What is a Pronoun?
To go straight to pronouns, scroll to the middle of the page for the “big pronoun list”.
Pronouns are the stunt doubles of the English language. They keep communication going with or without the nouns. Pronouns come in to keep nouns from getting repetitive or when nouns are not clearly known. They do more work than you think, so read on to learn about them.
Subject and object pronouns are used in everyday language. However, it can be tricky to remember which is which. The subject always takes action. The object is part of the activity, but it does not do any acting. Here is an example:
Shelby likes talking to Marvin.
Shelby is the subject; she is liking and talking. Marvin is the object; all the liking and talking is done to Marvin but not by Marvin.
Subject and object pronouns function in the same way.
Subject pronouns include I, you, he, she, it, they, we.
Object pronouns include me, you, him, her, it, us, them. See the following examples:
I might see you later.
You have to come now.
She lives in Nebraska.
He makes me angry
It just might work.
They caught the last train.
We can’t see the end.
Sarah hit me on the arm.
I need to tell you something.
Larry took him aside.
The message wasn’t for her.
Take it to the store.
Summer is fun for us.
Margaret took them downstairs.
Possessive pronouns show who owns something described in a sentence. They include mine, his, hers, its, ours, yours, their, and theirs. Possessive adjectives are similar to possessive pronouns. However, the possessive adjective comes before the object of the sentence; the possessive pronoun is the object of the sentence. See the difference here:
That is my dog. (possessive adjective, before the object “dog”)
The dog is mine. (possessive pronoun, which is the object)
Intensive pronouns and reflexive pronouns look the same. However, they act differently in a sentence. Intensive pronouns put an emphasis on other pronouns or nouns. Reflexive pronouns rename the subject in a sentence.
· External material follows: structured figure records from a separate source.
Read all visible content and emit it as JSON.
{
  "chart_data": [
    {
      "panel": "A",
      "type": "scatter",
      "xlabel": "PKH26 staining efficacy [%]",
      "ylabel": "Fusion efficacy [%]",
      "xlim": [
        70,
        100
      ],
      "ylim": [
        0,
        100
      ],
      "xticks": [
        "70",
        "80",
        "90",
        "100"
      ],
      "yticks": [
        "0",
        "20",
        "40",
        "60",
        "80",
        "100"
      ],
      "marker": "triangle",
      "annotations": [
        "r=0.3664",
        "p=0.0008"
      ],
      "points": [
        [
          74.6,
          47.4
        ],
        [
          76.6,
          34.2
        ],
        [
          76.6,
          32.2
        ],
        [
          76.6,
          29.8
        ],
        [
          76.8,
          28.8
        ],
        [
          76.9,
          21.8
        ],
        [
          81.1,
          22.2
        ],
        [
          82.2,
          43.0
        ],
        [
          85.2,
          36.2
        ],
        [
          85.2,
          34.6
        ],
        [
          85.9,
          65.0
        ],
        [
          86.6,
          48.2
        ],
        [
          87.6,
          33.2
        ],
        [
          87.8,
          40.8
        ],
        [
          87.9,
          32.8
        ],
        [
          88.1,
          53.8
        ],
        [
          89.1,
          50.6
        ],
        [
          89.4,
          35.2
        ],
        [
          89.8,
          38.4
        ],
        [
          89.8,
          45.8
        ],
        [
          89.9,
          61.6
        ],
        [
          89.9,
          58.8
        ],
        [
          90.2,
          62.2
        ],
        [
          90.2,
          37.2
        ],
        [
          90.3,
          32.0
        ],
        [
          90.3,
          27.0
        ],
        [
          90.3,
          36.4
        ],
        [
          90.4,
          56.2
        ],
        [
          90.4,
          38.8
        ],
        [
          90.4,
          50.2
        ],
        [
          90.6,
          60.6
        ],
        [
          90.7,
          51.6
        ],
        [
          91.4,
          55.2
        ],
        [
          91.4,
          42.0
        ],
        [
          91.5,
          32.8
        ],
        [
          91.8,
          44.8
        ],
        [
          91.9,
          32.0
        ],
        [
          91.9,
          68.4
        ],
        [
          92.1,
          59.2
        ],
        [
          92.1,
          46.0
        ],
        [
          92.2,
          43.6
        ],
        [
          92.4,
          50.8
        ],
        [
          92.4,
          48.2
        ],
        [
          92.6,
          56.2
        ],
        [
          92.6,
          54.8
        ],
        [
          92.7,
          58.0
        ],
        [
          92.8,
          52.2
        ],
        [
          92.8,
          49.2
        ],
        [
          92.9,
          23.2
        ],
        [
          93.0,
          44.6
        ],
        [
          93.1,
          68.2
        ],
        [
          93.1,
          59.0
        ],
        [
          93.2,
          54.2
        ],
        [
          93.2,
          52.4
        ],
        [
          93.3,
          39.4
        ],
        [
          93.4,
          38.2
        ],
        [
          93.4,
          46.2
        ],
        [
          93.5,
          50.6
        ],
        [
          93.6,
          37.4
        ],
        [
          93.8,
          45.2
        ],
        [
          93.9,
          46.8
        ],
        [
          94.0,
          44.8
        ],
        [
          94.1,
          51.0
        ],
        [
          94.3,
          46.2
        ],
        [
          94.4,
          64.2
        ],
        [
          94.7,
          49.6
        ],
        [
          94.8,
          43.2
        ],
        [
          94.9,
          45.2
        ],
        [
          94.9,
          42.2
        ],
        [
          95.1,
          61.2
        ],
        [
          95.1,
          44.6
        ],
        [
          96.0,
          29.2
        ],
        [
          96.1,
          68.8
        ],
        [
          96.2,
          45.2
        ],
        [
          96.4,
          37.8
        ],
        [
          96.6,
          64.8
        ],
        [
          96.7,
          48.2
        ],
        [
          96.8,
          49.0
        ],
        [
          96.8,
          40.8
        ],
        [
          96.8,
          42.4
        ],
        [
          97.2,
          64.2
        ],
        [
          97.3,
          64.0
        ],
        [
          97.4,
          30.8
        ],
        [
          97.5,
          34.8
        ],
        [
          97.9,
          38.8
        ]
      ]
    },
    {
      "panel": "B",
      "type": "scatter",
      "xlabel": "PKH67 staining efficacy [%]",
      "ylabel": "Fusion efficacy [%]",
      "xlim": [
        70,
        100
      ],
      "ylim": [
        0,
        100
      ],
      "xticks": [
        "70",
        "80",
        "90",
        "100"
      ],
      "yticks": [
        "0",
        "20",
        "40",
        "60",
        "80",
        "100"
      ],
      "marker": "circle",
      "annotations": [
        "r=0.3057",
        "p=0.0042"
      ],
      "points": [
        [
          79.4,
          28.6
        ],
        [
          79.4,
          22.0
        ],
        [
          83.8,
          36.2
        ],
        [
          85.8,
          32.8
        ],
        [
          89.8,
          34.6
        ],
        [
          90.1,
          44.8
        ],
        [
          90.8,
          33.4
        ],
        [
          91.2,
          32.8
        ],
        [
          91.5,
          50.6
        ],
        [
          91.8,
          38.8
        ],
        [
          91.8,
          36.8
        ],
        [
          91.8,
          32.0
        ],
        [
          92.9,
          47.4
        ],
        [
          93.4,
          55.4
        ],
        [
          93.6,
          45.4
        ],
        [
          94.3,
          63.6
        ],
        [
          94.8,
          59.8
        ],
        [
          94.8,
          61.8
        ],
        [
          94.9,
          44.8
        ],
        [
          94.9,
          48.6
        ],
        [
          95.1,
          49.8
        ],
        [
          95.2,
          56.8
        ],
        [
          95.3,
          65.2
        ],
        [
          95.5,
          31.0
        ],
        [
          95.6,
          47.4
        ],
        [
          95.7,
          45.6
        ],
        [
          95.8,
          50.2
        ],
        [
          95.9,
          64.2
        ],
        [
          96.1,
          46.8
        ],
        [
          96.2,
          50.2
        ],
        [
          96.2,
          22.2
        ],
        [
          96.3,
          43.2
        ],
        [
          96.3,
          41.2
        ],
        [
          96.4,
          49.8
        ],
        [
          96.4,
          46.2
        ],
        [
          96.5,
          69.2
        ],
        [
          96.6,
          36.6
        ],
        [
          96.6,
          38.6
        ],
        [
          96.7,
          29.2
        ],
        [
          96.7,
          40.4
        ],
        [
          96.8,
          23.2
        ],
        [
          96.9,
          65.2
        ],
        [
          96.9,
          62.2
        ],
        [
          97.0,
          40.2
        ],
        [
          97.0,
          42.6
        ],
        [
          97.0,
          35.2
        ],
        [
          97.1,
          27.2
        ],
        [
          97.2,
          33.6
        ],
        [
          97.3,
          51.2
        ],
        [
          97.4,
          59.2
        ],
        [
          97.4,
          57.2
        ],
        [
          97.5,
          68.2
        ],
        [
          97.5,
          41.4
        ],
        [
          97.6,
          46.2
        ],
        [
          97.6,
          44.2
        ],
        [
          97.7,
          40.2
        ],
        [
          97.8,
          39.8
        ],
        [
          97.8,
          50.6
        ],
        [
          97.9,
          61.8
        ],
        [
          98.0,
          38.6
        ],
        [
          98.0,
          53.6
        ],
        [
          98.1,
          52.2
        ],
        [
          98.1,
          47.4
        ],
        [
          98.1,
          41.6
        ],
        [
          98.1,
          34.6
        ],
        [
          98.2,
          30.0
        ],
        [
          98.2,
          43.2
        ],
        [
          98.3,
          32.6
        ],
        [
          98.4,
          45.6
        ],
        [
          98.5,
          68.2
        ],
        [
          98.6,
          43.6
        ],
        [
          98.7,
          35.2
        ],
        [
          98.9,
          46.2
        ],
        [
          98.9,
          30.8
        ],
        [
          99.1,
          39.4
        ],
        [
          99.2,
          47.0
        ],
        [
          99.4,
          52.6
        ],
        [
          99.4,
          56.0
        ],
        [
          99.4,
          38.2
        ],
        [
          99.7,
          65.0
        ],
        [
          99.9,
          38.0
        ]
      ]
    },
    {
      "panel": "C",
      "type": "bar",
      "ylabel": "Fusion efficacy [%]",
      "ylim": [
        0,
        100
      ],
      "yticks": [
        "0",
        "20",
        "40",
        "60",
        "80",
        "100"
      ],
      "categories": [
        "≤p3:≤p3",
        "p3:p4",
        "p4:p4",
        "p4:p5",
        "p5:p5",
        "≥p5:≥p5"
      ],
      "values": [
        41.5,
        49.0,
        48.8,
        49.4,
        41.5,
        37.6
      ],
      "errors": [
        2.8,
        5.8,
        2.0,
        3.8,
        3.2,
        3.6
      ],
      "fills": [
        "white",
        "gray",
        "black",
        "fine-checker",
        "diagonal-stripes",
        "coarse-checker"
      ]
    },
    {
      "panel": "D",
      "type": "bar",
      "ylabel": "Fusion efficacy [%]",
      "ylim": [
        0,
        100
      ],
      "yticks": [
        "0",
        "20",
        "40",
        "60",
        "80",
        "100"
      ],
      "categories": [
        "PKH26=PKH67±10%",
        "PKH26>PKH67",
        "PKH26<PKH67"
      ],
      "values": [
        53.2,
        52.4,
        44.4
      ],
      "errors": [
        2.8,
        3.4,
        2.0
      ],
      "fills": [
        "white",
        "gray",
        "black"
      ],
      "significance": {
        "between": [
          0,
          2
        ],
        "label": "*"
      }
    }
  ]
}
Look at the following examples:
Intensive pronoun – She herself will go to the bank. (herself emphasizes the pronoun she)
Reflexive pronoun – She cut herself on the arm. (herself renames the pronoun she)
Intensive and reflexive pronouns include:
myself, yourself, himself, herself, itself, ourselves, yourselves, and themselves.
Demonstrative pronouns refer to things in relation to distance.
This and these refer to things that are close by. That and those refer to things farther away.
This is your shirt.
That is my house on the corner.
These good friends are sitting next to me.
Those roads in the next town are bumpy.
Indefinite pronouns replace nouns that are not specified. They include the following: all, another, any, anybody, anyone, anything, both, each, either, everybody, everyone, everything, few, many, neither, nobody, none, no one, nothing, one, several, some, somebody, someone, and something. Read the example sentences for a better understanding.
We gave everything to the homeless shelter
All were sad to see the children go.
Give a present to each as they come in.
Interrogative pronouns are used to ask a question. They include who, whom, what, which, whose, whoever, whomever, whatever, and whichever. Consider the example sentences below:
Which of these do you like best?
Who was just in this room?
Whatever happens next, I am prepared.
Relative pronouns connect (relate) noun or pronoun clauses with other parts of a sentence. They include who, whom, what, which, whose, whoever, whomever, whatever, whichever, and that. See how these are used in the sentences below.
The paper that she just wrote is due tomorrow.
Learning is easier for people who have a good teacher.
Whoever leaves the room needs to turn off the light.
Pronouns do a lot in the English language, don’t they? They are the no-name workhorses, jumping in for the superstar nouns when they get exhausted. Hey, someone’s got to do something about the work nobody wants to do!